Por eso es crucial estar tranquilas, serenas, y no tener prisas cuando nos disponemos a bañar a nuestros bebés. La hora del baño suele ser un momento, que en general, produce gran placer a nuestros pequeños, y a nosotras también. Con el baño les aportamos bienestar y tranquilidad, es un momento en el que las caricias que les proporcionamos le calman y les relajan. Ese contacto piel con piel, tan necesario durante los primeros meses, permite también estimular a nuestros hijos mediante el contacto físico y con nuestra voz.

[bctt tweet=» La hora del baño de nuestro bebé es algo más que dejarlo limpio y tratar de mantener una buena higiene.»]

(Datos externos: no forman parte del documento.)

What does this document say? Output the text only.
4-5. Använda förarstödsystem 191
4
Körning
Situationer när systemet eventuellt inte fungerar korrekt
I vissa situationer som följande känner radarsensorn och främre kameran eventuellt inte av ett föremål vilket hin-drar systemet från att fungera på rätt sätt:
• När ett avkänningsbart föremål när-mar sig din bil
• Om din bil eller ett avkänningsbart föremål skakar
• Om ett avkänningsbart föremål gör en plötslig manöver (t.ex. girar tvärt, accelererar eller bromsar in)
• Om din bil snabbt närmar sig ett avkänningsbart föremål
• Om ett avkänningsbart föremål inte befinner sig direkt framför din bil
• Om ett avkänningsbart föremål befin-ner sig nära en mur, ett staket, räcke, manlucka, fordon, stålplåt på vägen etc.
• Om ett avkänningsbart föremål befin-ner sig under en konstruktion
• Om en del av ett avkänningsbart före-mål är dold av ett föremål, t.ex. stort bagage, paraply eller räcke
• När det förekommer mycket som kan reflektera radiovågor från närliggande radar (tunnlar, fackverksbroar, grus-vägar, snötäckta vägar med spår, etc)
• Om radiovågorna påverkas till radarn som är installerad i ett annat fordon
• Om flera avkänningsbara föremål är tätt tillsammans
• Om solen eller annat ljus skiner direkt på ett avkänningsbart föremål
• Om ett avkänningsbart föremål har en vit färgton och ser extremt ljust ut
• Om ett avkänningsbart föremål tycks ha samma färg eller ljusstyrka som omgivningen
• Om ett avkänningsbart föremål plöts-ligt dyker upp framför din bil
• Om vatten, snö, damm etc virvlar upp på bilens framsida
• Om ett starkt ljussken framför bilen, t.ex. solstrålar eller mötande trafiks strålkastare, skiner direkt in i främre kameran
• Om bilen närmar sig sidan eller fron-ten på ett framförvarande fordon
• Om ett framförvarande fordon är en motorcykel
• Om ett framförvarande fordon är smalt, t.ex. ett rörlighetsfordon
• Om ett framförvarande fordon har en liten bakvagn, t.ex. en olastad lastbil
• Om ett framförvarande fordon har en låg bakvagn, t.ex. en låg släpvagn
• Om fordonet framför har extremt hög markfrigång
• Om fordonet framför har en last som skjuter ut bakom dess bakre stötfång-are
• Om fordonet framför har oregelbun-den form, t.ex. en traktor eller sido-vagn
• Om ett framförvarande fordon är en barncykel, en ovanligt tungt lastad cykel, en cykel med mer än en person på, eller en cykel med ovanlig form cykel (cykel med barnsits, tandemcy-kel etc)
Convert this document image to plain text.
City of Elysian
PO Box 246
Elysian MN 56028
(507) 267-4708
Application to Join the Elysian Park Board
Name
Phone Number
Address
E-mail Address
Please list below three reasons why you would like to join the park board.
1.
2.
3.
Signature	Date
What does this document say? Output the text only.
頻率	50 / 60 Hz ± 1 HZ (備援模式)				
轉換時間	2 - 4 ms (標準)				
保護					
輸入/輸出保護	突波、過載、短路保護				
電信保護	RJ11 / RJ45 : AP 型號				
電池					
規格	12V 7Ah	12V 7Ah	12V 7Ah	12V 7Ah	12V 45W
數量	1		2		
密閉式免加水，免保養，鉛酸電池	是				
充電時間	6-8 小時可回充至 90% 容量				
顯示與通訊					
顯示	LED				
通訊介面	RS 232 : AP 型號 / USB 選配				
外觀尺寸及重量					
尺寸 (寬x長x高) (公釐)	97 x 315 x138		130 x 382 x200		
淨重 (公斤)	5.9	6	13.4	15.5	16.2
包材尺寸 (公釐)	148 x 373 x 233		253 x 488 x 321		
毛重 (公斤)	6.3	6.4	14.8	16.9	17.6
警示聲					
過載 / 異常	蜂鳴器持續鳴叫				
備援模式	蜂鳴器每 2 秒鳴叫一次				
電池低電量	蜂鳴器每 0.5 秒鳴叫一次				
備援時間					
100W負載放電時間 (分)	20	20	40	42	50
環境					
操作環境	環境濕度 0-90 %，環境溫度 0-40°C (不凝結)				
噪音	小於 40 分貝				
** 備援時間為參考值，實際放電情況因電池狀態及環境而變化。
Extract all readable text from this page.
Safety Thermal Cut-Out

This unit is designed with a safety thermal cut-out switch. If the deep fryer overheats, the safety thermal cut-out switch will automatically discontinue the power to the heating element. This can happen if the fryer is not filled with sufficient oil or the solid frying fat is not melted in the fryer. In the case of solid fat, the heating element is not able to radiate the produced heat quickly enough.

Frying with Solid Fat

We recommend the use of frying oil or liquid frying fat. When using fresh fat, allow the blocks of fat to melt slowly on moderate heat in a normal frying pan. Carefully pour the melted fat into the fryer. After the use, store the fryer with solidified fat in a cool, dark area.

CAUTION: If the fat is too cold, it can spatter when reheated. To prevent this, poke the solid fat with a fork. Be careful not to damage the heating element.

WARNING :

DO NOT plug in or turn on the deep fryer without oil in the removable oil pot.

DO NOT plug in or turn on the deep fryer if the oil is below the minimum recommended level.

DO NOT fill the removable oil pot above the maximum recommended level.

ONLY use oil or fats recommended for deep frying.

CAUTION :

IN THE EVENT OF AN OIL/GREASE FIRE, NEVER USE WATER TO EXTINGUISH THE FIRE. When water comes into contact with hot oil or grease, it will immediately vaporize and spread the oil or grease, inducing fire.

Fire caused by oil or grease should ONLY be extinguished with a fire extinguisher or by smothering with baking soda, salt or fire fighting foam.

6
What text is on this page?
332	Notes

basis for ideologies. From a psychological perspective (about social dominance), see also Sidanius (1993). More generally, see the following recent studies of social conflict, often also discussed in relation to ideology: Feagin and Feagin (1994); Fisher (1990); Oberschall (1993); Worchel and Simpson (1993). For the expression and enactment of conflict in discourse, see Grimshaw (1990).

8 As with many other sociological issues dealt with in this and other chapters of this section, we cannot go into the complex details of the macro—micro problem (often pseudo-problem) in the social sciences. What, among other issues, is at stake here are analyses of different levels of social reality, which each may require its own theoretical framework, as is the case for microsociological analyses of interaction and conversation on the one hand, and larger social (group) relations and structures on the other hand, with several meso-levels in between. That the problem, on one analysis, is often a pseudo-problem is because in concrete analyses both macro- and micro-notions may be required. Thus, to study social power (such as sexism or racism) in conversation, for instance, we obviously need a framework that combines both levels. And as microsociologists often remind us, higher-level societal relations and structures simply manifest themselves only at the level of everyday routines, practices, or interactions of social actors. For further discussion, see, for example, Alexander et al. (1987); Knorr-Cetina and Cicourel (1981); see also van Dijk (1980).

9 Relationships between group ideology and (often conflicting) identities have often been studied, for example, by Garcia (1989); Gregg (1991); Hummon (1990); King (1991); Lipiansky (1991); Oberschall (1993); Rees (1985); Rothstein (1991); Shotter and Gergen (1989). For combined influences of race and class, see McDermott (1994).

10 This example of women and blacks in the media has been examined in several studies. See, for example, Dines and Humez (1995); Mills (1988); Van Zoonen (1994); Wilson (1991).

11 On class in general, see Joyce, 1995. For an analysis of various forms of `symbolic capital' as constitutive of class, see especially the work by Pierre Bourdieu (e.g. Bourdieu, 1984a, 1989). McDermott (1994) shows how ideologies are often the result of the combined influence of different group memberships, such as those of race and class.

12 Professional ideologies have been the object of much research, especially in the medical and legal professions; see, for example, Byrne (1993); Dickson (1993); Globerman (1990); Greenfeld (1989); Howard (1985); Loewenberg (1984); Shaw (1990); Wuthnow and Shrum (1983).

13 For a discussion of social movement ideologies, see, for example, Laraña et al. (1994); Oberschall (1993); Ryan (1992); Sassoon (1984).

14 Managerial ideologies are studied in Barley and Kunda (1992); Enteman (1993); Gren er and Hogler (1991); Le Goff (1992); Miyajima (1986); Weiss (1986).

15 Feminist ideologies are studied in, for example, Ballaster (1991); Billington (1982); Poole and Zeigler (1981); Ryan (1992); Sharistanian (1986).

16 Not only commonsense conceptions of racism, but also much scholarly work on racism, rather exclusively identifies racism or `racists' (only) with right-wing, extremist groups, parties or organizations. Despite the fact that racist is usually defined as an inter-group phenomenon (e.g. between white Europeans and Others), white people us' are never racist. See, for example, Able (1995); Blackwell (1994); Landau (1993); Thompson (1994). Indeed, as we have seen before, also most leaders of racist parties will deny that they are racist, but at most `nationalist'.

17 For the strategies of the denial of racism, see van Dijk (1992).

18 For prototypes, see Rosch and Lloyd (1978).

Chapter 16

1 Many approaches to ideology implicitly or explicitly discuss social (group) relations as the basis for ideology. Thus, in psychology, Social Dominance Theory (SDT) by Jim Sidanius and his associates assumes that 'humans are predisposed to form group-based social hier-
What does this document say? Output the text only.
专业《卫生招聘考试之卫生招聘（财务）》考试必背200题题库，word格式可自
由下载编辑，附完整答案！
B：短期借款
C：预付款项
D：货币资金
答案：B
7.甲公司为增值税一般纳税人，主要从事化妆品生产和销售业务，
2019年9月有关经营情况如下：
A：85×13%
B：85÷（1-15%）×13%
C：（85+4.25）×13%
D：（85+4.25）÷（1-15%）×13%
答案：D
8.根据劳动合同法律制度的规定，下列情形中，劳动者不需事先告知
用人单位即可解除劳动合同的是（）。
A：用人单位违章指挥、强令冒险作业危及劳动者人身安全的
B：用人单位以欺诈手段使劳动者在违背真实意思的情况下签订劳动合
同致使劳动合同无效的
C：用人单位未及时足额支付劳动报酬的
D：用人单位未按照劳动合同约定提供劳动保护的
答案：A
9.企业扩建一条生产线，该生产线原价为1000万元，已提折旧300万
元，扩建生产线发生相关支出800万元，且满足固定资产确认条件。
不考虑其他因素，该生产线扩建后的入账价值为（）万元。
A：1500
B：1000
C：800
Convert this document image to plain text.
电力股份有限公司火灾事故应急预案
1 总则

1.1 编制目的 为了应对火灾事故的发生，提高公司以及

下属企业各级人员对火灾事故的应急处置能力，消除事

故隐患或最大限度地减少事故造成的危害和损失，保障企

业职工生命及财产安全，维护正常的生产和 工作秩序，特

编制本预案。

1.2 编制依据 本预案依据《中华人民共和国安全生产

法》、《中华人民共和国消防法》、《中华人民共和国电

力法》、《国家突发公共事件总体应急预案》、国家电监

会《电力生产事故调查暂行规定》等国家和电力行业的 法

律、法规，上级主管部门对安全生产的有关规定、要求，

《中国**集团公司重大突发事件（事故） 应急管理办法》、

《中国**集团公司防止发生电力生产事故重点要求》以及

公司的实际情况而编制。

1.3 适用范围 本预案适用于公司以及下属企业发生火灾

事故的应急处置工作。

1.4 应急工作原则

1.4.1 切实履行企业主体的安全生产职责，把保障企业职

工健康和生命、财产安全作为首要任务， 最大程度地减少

Algunas pautas a seguir para que el baño  sea más que una cuestión de higiene:

  • Elegir el mejor momento para nosotras y para nuestro bebé para empezar con el ritual del baño, es importante que siempre mantengamos más o menos la rutina en la misma franja horaria.
  • El momento más oportuno es aquel en que nosotros tenemos tiempo para bañar a nuestro pequeño con tranquilidad, relajados y sin prisas.
  • Es importante que nuestro bebé no tenga sueño ni hambre porqué va a estar intranquilo y no va a disfrutar del momento.
  • Prepara la bañera y todo lo que vayas a necesitar con tiempo, asegúrate que no te falta nada, luego no vas a poder ir a buscarlo hasta que termines y vas a estar intranquila y el bebé lo notará.
  • El agua debe estar templada, a unos 36 grados más o menos.
  • El ambiente de la habitación o el cuarto de baño también ha de estar caldeado, para que nuestro bebé no coja frío y se sienta cómodo desnudo.
  • Introducir tranquilamente a nuestro hijo en el agua mientras le hablamos serenamente. 
  • Mientras está sumergido en el agua, cogiéndole con seguridad mírale a los ojos y sigue hablándole de una forma tranquila y pausada.
  • Cántale una nana.
  • Acaricia su piel y nombra cada parte de su cuerpo.
  • Explícale qué estás haciendo en todo momento y qué harás luego.

 

Tras el baño, procederemos al secado, meticulosamente y sin dejar ningún pliegue de su piel para que ésta no se irrite. Aplicaremos con suavidad aceite corporal o crema hidratante mientras le realizamos un ligero masaje, lo mejor es efectuar un masaje tipo «shantala» y tras éste empezaremos a vestirle de nuevo. Si bañamos a nuestro bebé por la noche, le colocaremos el pijamita, le daremos la toma que le toca y a dormir tranquilo y relajado.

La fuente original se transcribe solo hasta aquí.